Ein Text von Fiete Neumann
Nach mehreren Monaten intensiver Reha ist Mika zurück im Spielbetrieb: Beim Heimspiel gegen SV Preußen 09 Reinfeld stand er erstmals wieder im Kader und sammelte seine ersten Minuten vor heimischem Publikum.
Für das Trainer- und Physio-Team war der Zeitpunkt bewusst gewählt. „Den richtigen Zeitpunkt findet man, indem man den Spieler im Training beobachtet: Wie sind die Bewegungsabläufe? Wie integriert er sich ins Team nach so langer Zeit?“, erklärt unser Physiotherapeut Richard.
Ein besonderer Moment
Für Mika selbst war die Rückkehr auf den Platz ein emotionaler Augenblick: „Es war ein richtig schönes Gefühl, wieder auf dem Platz zu stehen und Teil der Mannschaft zu sein. Dann auch noch zu Hause, vor unseren Fans, meiner Familie und Freunden – das hat den Moment noch einmal besonders gemacht. Man hat auch gespürt, dass sich die Zuschauer gefreut haben.“
Dass dieser Moment gekommen ist, wurde ihm sofort bewusst: „Als Markus mich zur Einwechslung gerufen hat, habe ich gemerkt: Jetzt bin ich wirklich wieder da.“
Eine lange Zeit an der Seitenlinie
Der Weg zurück war vor allem mental herausfordernd – weniger das Training, sondern die Spieltage: „Die schwierigste Phase waren die Wochenenden.
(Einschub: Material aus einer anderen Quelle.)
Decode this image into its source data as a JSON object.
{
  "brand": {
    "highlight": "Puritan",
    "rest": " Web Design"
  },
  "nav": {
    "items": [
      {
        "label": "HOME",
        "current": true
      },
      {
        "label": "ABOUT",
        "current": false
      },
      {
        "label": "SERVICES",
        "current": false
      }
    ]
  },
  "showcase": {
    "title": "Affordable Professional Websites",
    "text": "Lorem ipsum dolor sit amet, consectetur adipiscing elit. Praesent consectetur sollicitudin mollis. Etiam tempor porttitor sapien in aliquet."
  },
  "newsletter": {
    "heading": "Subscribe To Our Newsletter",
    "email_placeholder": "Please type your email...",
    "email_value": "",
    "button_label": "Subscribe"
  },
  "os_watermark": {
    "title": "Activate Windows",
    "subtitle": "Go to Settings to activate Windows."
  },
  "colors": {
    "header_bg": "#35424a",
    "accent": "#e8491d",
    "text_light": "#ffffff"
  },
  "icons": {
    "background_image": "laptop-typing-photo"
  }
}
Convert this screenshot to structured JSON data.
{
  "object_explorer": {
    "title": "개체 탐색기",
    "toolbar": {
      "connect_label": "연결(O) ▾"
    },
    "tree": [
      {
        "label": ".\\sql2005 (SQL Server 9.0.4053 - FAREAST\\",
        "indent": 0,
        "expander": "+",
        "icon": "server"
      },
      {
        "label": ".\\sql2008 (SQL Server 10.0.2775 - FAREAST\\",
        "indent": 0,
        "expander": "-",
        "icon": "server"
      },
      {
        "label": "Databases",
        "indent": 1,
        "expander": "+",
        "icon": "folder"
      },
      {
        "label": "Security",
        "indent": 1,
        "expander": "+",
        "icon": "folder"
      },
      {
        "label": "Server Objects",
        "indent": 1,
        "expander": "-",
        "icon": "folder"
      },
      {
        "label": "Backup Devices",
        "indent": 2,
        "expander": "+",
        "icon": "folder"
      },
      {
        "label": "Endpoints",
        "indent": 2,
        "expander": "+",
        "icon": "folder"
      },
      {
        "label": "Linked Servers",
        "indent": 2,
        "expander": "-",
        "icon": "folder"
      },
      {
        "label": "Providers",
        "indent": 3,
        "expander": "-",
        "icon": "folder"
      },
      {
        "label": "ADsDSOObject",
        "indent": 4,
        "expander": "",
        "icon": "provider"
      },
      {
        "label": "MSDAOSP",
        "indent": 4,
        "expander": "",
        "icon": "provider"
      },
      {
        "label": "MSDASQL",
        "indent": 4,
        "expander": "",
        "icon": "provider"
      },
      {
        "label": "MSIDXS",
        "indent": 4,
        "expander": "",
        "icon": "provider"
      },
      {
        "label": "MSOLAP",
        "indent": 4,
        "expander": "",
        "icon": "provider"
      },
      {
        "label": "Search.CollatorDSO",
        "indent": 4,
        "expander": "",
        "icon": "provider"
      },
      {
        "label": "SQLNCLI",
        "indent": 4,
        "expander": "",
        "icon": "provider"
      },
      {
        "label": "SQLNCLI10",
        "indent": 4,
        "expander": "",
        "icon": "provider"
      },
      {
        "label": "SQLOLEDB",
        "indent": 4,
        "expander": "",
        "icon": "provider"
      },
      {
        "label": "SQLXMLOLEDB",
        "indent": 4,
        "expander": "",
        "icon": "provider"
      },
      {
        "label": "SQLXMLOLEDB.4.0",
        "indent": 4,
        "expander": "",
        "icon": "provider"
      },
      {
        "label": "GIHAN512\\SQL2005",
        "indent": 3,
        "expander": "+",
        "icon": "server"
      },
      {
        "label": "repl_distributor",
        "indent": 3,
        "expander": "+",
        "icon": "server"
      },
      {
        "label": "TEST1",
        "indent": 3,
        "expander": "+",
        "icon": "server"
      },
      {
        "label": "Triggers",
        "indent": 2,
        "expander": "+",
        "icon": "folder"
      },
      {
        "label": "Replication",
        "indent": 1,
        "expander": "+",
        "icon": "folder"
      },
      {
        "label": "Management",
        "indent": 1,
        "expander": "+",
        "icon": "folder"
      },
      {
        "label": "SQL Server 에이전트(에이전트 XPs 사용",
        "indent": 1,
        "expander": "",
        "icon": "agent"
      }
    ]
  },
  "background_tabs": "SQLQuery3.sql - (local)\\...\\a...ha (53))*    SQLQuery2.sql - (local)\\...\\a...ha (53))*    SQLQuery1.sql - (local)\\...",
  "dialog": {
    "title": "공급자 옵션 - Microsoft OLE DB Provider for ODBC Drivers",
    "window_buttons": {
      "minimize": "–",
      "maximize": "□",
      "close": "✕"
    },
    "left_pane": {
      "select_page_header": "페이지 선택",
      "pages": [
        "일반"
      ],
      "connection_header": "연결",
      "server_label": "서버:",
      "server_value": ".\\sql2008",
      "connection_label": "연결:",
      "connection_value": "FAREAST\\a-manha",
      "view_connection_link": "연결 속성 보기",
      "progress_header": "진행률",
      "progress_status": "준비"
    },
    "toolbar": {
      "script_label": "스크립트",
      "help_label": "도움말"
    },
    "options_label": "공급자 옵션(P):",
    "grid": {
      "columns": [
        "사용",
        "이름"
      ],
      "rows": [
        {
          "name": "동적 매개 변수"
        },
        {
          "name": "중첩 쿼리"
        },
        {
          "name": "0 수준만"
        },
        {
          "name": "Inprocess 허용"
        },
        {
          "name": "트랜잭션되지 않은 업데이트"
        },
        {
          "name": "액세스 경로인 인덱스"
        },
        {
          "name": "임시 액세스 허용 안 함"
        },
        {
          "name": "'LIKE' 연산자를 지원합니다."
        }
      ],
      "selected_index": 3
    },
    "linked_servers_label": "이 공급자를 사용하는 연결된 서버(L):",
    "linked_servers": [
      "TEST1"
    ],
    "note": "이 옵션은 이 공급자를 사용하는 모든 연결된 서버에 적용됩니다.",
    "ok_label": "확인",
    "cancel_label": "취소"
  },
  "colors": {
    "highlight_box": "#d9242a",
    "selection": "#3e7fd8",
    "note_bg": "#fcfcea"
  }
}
Die Jungs spielen zu sehen und selbst nur an der Seitenlinie zu stehen, ohne helfen zu können, das war nicht einfach.“
Gerade in dieser Zeit wurde deutlich, wie wichtig das Umfeld ist: „Meine Eltern und meine Freundin haben mich nach meinem dritten Kreuzbandriss extrem unterstützt. Sie haben mir gezeigt, dass ich dranbleiben muss und kann. Auch die Reha im WKK bei Stefan Witt war überragend. Und die letzten Monate mit Richard auf dem Platz haben mir ebenfalls sehr geholfen.“
Konsequente Arbeit im Hintergrund
In den vergangenen Monaten zeigte Mika genau diese Entwicklung: „Er war von Beginn an immer dabei, hat kaum Einheiten verpasst, seine externe Reha konsequent durchgezogen und auch auf dem Platz in den individuellen Einheiten alles gegeben“, so Richard.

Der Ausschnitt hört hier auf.